Kevin Zablonski; Jerry Wong, MD, PhD; Francisco J. Hernandez-Ilizaliturri, MD


May 04, 2022

Because of this patient's immunocompromised state, it was also necessary to rule out multiple potential infectious causes of brain lesions. This included analysis of the CSF for Nocardia, Toxoplasma, Cryptococcus, Cytomegalovirus, human polyomavirus 2, adenovirus, enterovirus, herpes simplex virus 1 and 2, and human herpes virus 6, which all have the ability to cause various neurologic deficits with associated changes on MRI. The tests were negative for these infectious agents.

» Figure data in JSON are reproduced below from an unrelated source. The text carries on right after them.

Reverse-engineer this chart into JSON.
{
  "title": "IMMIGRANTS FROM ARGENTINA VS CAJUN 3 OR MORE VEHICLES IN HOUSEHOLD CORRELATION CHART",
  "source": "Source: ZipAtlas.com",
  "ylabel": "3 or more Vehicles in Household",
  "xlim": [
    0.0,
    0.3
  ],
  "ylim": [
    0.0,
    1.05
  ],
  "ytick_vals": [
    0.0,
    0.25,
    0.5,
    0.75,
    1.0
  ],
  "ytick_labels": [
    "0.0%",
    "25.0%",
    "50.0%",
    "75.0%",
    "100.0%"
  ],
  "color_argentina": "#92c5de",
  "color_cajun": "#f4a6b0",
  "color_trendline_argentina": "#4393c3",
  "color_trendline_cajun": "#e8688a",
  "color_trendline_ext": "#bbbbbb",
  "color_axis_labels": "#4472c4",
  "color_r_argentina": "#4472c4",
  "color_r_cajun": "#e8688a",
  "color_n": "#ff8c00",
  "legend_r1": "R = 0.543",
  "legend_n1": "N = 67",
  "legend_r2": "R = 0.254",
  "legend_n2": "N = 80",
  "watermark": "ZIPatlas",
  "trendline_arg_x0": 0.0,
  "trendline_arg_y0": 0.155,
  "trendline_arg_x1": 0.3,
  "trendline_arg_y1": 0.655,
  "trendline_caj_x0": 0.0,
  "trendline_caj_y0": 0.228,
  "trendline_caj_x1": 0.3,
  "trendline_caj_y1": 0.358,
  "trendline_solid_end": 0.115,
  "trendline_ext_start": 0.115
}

Once the possibility of CNS involvement became evident in this case, the treatment regimen was altered to ensure adequate penetration of the blood-brain barrier while avoiding toxicity. For instance, ibrutinib, although shown to be effective in the treatment of HCL and HCL-v,[31] was avoided because of its potential to worsen the intracranial bleeding that was initially detected on MRI.[32] In addition, lenalidomide was considered because of its moderate penetration of the blood-brain barrier[33]; however, its use was not authorized by the patient's insurance company. Because lenalidomide and more targeted therapy were not approved, the patient was treated with bendamustine, rituximab, and intrathecal chemotherapy.

He was discharged after symptomatic improvement but was readmitted 12 days later with grade 3 mucositis and febrile neutropenia. A bone marrow biopsy showed hypocellular marrow (10%), with predominantly atypical lymphoid cells (90% involvement). Owing to the patient's deteriorating CNS status and his inability to take oral targeted agents, he was transitioned to hospice care.